We find that the value of supervisor information is substantial relative to a regime in which the principal allocates phones at random. The supervisor selection allocation rule is represented by the solid curve. The difference in programme impact is maximised at 53% coverage at which point the supervisor allocation increases the share of farmers visited by 7 percentage points versus only a 3  percentage point increase under random assignment.

Figure 3

Notes: The y-axis shows the total treatment effect at different scales of roll-out under different assignment rules. Under random assignment the treatment assignment is made randomly; with supervisor preference the treatment assignment is what would be achieved under decentralization if supervisors made the assignment decision based on all the information they had; prioritize by distance is what would happen if treatment were assigned first to those AEAs whose beneficiaries live further from the local ALAT office; prediction (basic and cognitive controls) uses the control group to predict baseline performance using the observable variables and then treats first those AEAs who are predicted to be the worst performers in the baseline; sophisticated prediction runs a pilot experiment at low roll-out to establish a map between treatment response and observables and then treats first those AEAs who are predicted to have the highest treatment response.

A second, and slightly more effective, approach for the central government would be to allocate phones to the agents who have to travel the longest distances to reach their farmers. This method is shown by the broken lined curve and generally outperforms random assignment (a 2  percentage pointadvantage at 50% coverage), but the supervisor still outperforms this simple assignment mechanism.

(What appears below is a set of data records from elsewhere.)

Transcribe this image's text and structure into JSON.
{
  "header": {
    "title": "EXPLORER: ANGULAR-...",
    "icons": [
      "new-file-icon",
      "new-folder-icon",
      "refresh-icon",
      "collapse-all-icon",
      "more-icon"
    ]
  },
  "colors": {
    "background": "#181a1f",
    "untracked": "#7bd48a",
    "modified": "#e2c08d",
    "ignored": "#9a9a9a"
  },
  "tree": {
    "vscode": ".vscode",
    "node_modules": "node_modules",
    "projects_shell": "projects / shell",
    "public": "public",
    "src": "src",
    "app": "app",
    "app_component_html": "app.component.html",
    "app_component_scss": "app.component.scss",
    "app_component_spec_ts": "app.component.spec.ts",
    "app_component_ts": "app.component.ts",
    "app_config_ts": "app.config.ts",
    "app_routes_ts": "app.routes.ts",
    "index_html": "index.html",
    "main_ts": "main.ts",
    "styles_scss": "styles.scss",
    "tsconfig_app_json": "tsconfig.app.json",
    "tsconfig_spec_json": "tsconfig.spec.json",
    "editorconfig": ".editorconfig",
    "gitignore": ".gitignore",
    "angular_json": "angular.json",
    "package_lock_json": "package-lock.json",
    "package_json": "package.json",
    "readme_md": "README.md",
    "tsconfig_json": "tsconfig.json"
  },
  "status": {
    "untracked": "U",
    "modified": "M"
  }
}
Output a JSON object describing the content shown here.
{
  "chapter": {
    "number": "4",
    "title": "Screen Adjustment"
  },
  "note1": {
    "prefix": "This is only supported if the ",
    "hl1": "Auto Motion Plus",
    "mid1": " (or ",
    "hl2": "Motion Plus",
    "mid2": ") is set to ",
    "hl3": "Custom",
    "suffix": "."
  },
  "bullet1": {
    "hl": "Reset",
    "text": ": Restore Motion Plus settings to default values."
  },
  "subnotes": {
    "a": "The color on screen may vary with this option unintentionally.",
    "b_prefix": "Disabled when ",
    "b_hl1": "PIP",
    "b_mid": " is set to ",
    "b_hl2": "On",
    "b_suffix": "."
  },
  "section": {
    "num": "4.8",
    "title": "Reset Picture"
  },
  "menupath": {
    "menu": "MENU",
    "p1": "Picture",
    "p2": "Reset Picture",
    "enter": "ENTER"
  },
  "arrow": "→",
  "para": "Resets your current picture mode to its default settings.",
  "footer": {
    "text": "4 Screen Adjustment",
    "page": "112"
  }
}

A third centralised policy assumes the central government would observe pre-existing performance by agents and then roll out phones starting with the lowest performing agents. A government with the information and capacity to approximate this procedure can perform at least as well as, and in many cases better than, the supervisors as shown by the top lighter broken curve in the figure.

Finally, the most information-demanding centralised policy we consider uses agent observables to predict response to treatment. This would require the central government to conduct a pilot experiment to investigate the link between agent observables and response to treatment and use that to determine treatment.Treating agents in descending order of responsiveness vastly outperforms decentralised assignment by the supervisors as seen in the top darkest broken curve.


Our findings suggest that progress in information and communication technologies may alter the optimal decentralisation decisions in government. A central government with better ability to generate and analyse data may find it desirable to re-centralise functions that had been previously decentralised. While our specific quantitative findings may not be generalisable, our method of comparing centralised versus decentralised arrangements is, and it can be easily exported to other settings.


Chaudhury, N, J Hammer, M Kremer, K Muralidharan and F H. Rogers (2006),“Missing in action: Teacher and health worker absence in developing countries”, Journal of Economic Perspectives 20(1): 91-116.

Dal Bó, E, F Finan, N Li and L Schechter (2018), “Government decentralisation under changing state capacity: Experimental evidence from Paraguay”, NBER Working Paper 24879.

Mookherjee, D (2006), “Decentralisation, hierarchies, and incentives: A mechanism design perspective”, Journal of Economic Literature 44(2): 367–390.